Second, although health charities want to play a bigger part in health delivery, we know that what matters to patients is integration. If competition fragments the system, then it will disadvantage patients. Even the most carefully designed and well run services will fail to deliver real outcomes if they are not fully integrated into locally planned care pathways. That’s why we have been arguing for the incentives to collaborate to be at least as good as the incentives to compete. Patients groups may not be as troubled as the health unions by the principle of competition or ‘contestability’ as Labour described it but we are concerned about how its extension will be designed, managed and regulated.

Finally, there is the question of detail. As a matter of principle, Andrew Lansley has provided space for local clinicians to determine how they plan to implement his reforms. But the result has been a lack of detail about what the new system will look like which has created a number of concerns. For example, although the intention of the legislation is to put patients at the heart of the NHS – ‘nothing about me without me’ – there is no assurance that patients will have any role in the governance of GP consortia or the NHS commissioning board. The British Medical Journal has also pointed out that the bill extends powers of charging – giving consortia a general power to change for services and foundation trusts the power to charge for hospital accommodation. The reasons for these changes have not been adequately explained or justified.

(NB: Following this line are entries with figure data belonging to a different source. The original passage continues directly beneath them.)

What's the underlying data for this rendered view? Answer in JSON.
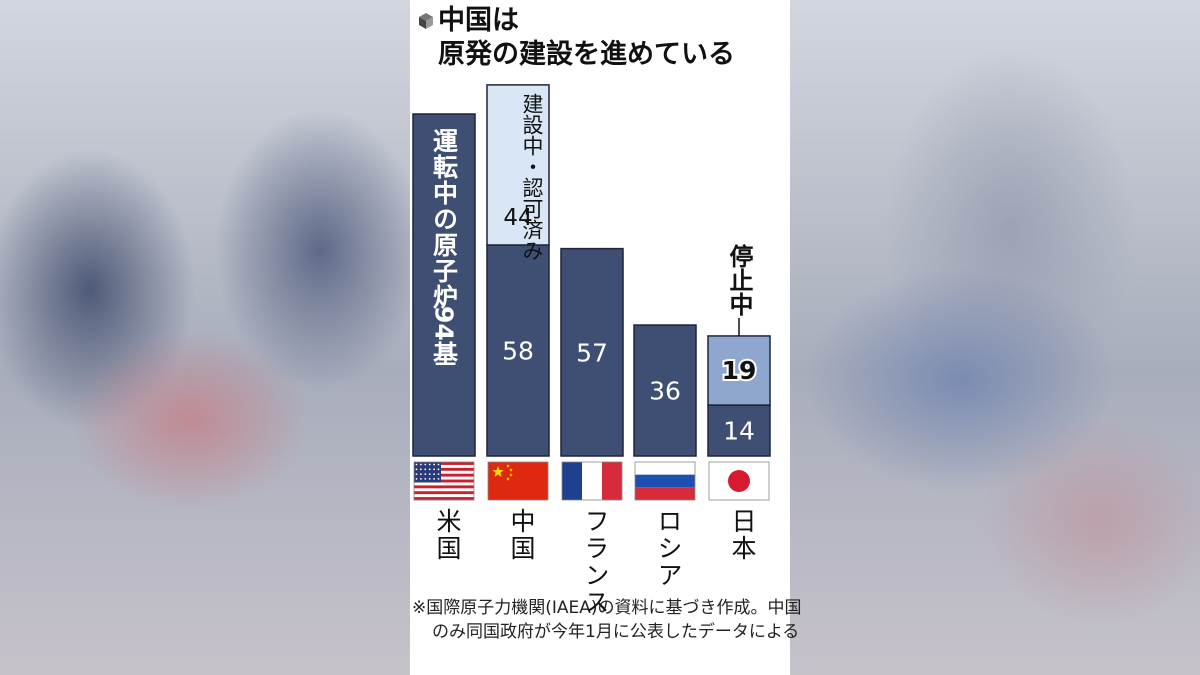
{
  "chart_data": {
    "type": "bar",
    "title_line1": "中国は",
    "title_line2": "原発の建設を進めている",
    "categories": [
      "米国",
      "中国",
      "フランス",
      "ロシア",
      "日本"
    ],
    "series": [
      {
        "name": "運転中の原子炉",
        "values": [
          94,
          58,
          57,
          36,
          14
        ]
      },
      {
        "name": "建設中・認可済み",
        "values": [
          0,
          44,
          0,
          0,
          0
        ]
      },
      {
        "name": "停止中",
        "values": [
          0,
          0,
          0,
          0,
          19
        ]
      }
    ],
    "value_labels": [
      "94",
      "58",
      "57",
      "36",
      "14"
    ],
    "china_top_label": "建設中・認可済み",
    "china_top_value": "44",
    "japan_top_label": "停止中",
    "japan_top_value": "19",
    "us_bar_label": "運転中の原子炉",
    "us_value_label": "94基",
    "colors": {
      "operating": "#3f4e73",
      "construction": "#d8e6f5",
      "stopped": "#8fa7cf"
    }
  },
  "flags": [
    "us-flag-icon",
    "china-flag-icon",
    "france-flag-icon",
    "russia-flag-icon",
    "japan-flag-icon"
  ],
  "note": "※国際原子力機関(IAEA)の資料に基づき作成。中国のみ同国政府が今年1月に公表したデータによる"
}
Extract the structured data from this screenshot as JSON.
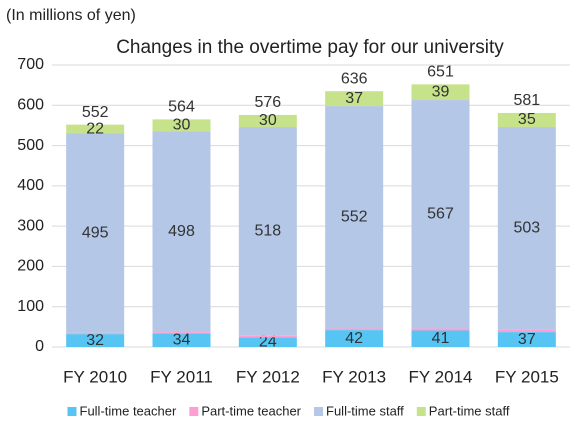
{
  "unit_label": "(In millions of yen)",
  "chart_data": {
    "type": "stacked_bar",
    "title": "Changes in the overtime pay for our university",
    "categories": [
      "FY 2010",
      "FY 2011",
      "FY 2012",
      "FY 2013",
      "FY 2014",
      "FY 2015"
    ],
    "series": [
      {
        "name": "Full-time teacher",
        "color": "#56c5f3",
        "values": [
          32,
          34,
          24,
          42,
          41,
          37
        ]
      },
      {
        "name": "Part-time teacher",
        "color": "#ff9ed2",
        "values": [
          3,
          3,
          4,
          4,
          5,
          6
        ]
      },
      {
        "name": "Full-time staff",
        "color": "#b4c7e7",
        "values": [
          495,
          498,
          518,
          552,
          567,
          503
        ]
      },
      {
        "name": "Part-time staff",
        "color": "#c6e38c",
        "values": [
          22,
          30,
          30,
          37,
          39,
          35
        ]
      }
    ],
    "totals": [
      552,
      564,
      576,
      636,
      651,
      581
    ],
    "ylim": [
      0,
      700
    ],
    "yticks": [
      0,
      100,
      200,
      300,
      400,
      500,
      600,
      700
    ],
    "grid": true
  }
}
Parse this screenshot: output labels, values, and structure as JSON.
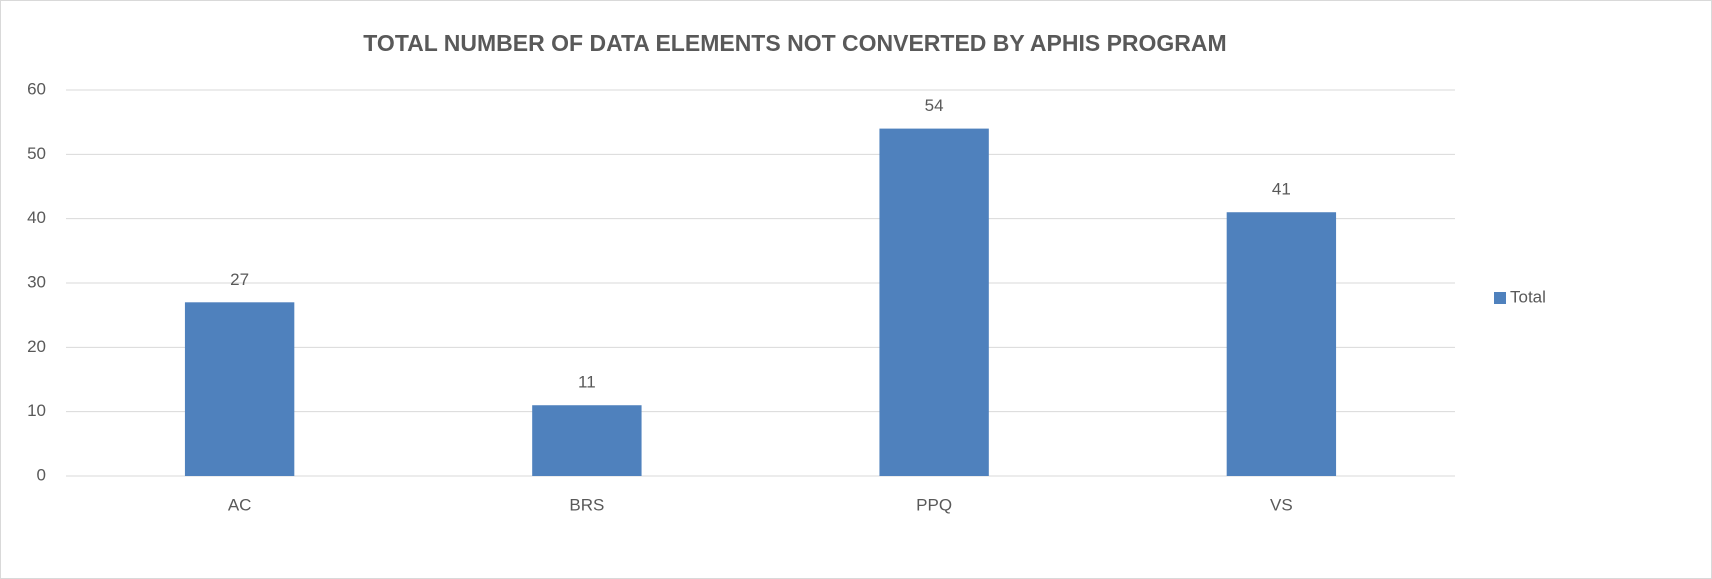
{
  "chart_data": {
    "type": "bar",
    "title": "TOTAL NUMBER OF DATA ELEMENTS NOT CONVERTED BY APHIS PROGRAM",
    "categories": [
      "AC",
      "BRS",
      "PPQ",
      "VS"
    ],
    "series": [
      {
        "name": "Total",
        "color": "#4f81bd",
        "values": [
          27,
          11,
          54,
          41
        ]
      }
    ],
    "ylim": [
      0,
      60
    ],
    "yticks": [
      0,
      10,
      20,
      30,
      40,
      50,
      60
    ],
    "grid": true,
    "legend": "right",
    "data_labels": true
  }
}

So how much change do we expect? Is the pause about listening or about public relations?

There will certainly be changes to the language of the reforms to reflect the reality of what is being proposed. For example, the intention was never that GPs alone would be responsible for commissioning. I remember health minister Anne Milton describing the importance of nurses being involved at an early stage of the reforms. The health select committee was right to point out that commissioning must involve a variety of clinicians.

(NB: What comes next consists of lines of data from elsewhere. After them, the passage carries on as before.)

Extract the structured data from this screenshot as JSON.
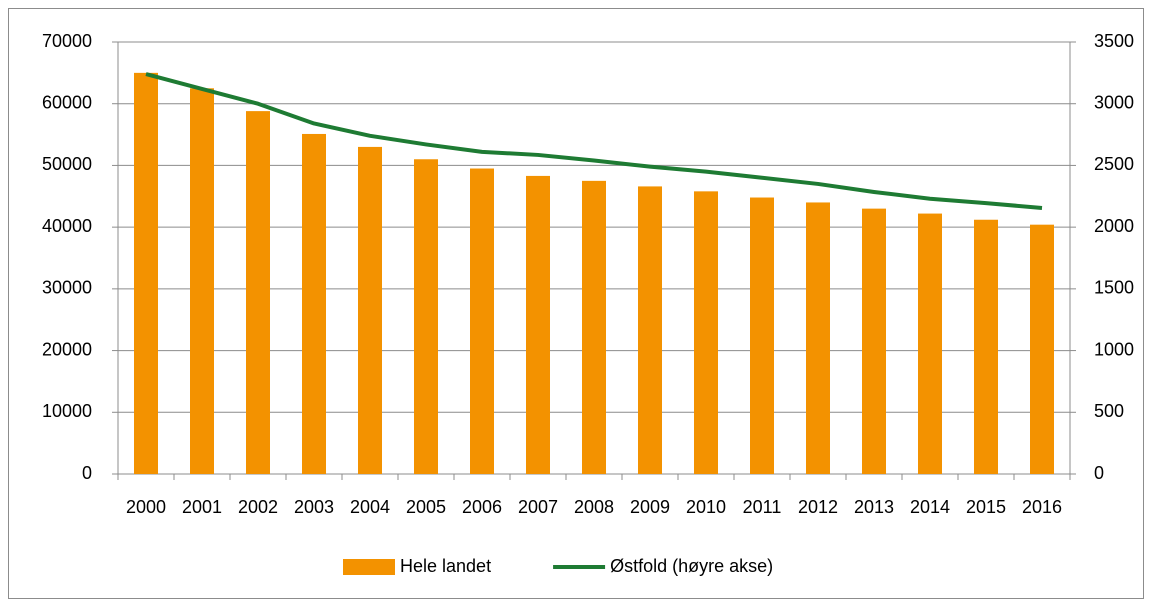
{
  "chart_data": {
    "type": "bar_line",
    "categories": [
      "2000",
      "2001",
      "2002",
      "2003",
      "2004",
      "2005",
      "2006",
      "2007",
      "2008",
      "2009",
      "2010",
      "2011",
      "2012",
      "2013",
      "2014",
      "2015",
      "2016"
    ],
    "series": [
      {
        "name": "Hele landet",
        "color": "#f39200",
        "type": "bar",
        "values": [
          65000,
          62500,
          58800,
          55100,
          53000,
          51000,
          49500,
          48300,
          47500,
          46600,
          45800,
          44800,
          44000,
          43000,
          42200,
          41200,
          40400
        ]
      },
      {
        "name": "Østfold (høyre akse)",
        "color": "#1e7b33",
        "type": "line",
        "axis": "y2",
        "values": [
          3240,
          3120,
          3000,
          2840,
          2740,
          2670,
          2610,
          2585,
          2540,
          2490,
          2450,
          2400,
          2350,
          2285,
          2230,
          2195,
          2155
        ]
      }
    ],
    "ylim": [
      0,
      70000
    ],
    "yticks": [
      0,
      10000,
      20000,
      30000,
      40000,
      50000,
      60000,
      70000
    ],
    "y2lim": [
      0,
      3500
    ],
    "y2ticks": [
      0,
      500,
      1000,
      1500,
      2000,
      2500,
      3000,
      3500
    ],
    "grid": true,
    "legend": "bottom"
  }
}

But as that was the original intention of the reform, it’s not clear how it got lost as the vision got translated into the white paper which in turn became the bill. Similar observations can be made about other reforms – and the language has already started to change, with ‘any qualified provider’ replacing ‘any willing provider’. We may yet see the return of contestability for competition.

But politically, there must be substantive changes too.

Professor Steve Field, who leads the review, is an impressive figure with a powerful vision for a better NHS. He doesn’t want commissioning to entrench the status quo in primary care, he wants it to be a powerful tool for improving primary care, especially in disadvantaged areas where the NHS has sometimes failed its patients. He will know that substantive changes will be required to win the backing of more of his medical colleagues as well as health charities and other stakeholders.

And David Cameron and Nick Clegg will need there to be meaningful changes too. It was fascinating at the listening event to hear the prime minister speak of “tweaks” and his deputy of “tweaks or changes”. That may say as much as anything about their respective expectations of the exercise. But it does show that at the end of the pause, they both expect to be able to point to changes which have been made as a result of their listening.

The changes won’t be fundamental ones, as the review’s terms of reference make clear. The NHS commissioning board and GP consortia are coming, whatever people argue today. Competition too will play a major role in the new health service, although the debate will continue over whether this is an evolution from Tony Blair’s reforms or a break with them.

Instead, changes will occur in details of the bill. The health select committee has already weighed in with its proposed changes. Health charities will spend the next two months adding their own ideas. The result may be a bill with less of a gap between the principles behind change and the reality of their implementation. But the heat is far from certain to cool in the public debate. And all the lessons are that it won’t be easy for the health secretary to take the politics out of the NHS.

Neil Churchill is chief executive of Asthma UK.